Construction work began last Thursday (August 21) on 300 flats for police officers in Hulhumalé.
According to police media, the project was inaugurated at a ceremony on Thursday by Assistant Commissioner of Police Mohamed Sodiq.
Award letters were presented to recipients of the flats last year, who have since been making down-payments.
Down-payments would have to be paid for two years, police explained, and ownership would be transferred to the selected officers after monthly rent is paid for 25 years.
Apartments were awarded to officers with at least 20 years of service and based on a points system used in other housing schemes.
In September 2013, the previous administration awarded 300 flats to police officers under a housing project to be carried out jointly by the government-owned Housing Development Corporation (HDC) and the Police Cooperative Society (POLCO).
Under the MVR580 million (US$37.6 million) ‘Blue’s Housing Project,’ 210 three-bedroom and 90 two-bedroom apartments are to be constructed in Hulhumale’.
In addition to the housing project, then-President Dr Mohamed Waheed awarded 50 flats to senior police and military officers.
The awarding of 300 flats to police officers was criticised by the opposition Maldivian Democratic Party (MDP) as a continuation of the patronage system established during the 30-year reign of former President Maumoon Abdul Gayoom.

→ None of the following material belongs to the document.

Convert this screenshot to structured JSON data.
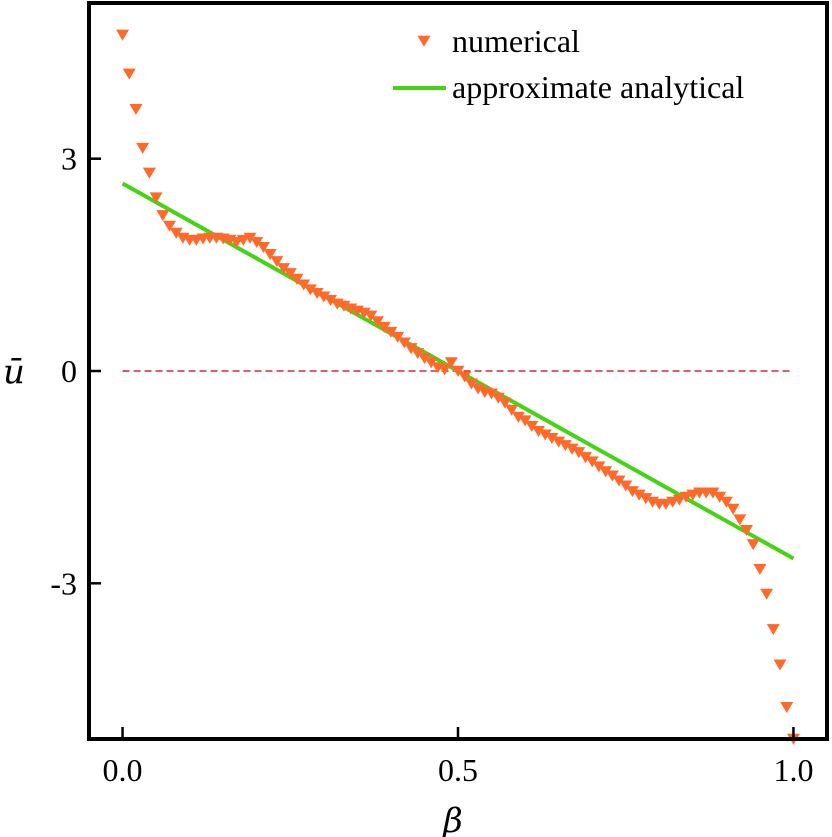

“In the light of extensive exposes, such ‘patronage’ is familiar to voters from the single party dictatorship of Gayoom and I believe they will simply say to each other ‘I told you so’,” MDP MP and Spokesperson Hamid Abdul Ghafoor told Minivan News at the time.
Ghafoor said it was “very concerning” that police should be given flats exclusively instead of teachers, doctors and other civil servants. He also questioned the selection process for awarding flats.
While some of the officers may have deserved the housing, there was concern that some officers involved in the alleged “coup d’etat” on February 7 had been rewarded with flats, Ghafoor claimed.
Since the controversial transfer of presidential power that brought Dr Waheed to office in February 2012 – in the wake of a violent police mutiny instigated by officers of the Special Operations (SO) command – more than 1000 police officers were promoted, 110 new police officers were hired, arrangements were made for cheap accommodation in Sri Lanka for police officers and their families and a loan scheme was set up for police officers.
In February, President Abdulla Yameen had assured police officers that the construction of the flats would begin in March.
In a visit to the police barracks at Iskandhar Koshi, Yameen said resolving housing issues for police personnel in Malé and the atolls was a high priority of his administration.
The president also said he has personally witnessed the “difficult conditions” that officers were working in the atolls, adding that the government would “prioritise finding an adequate solution” and would strengthen police welfare mechanisms.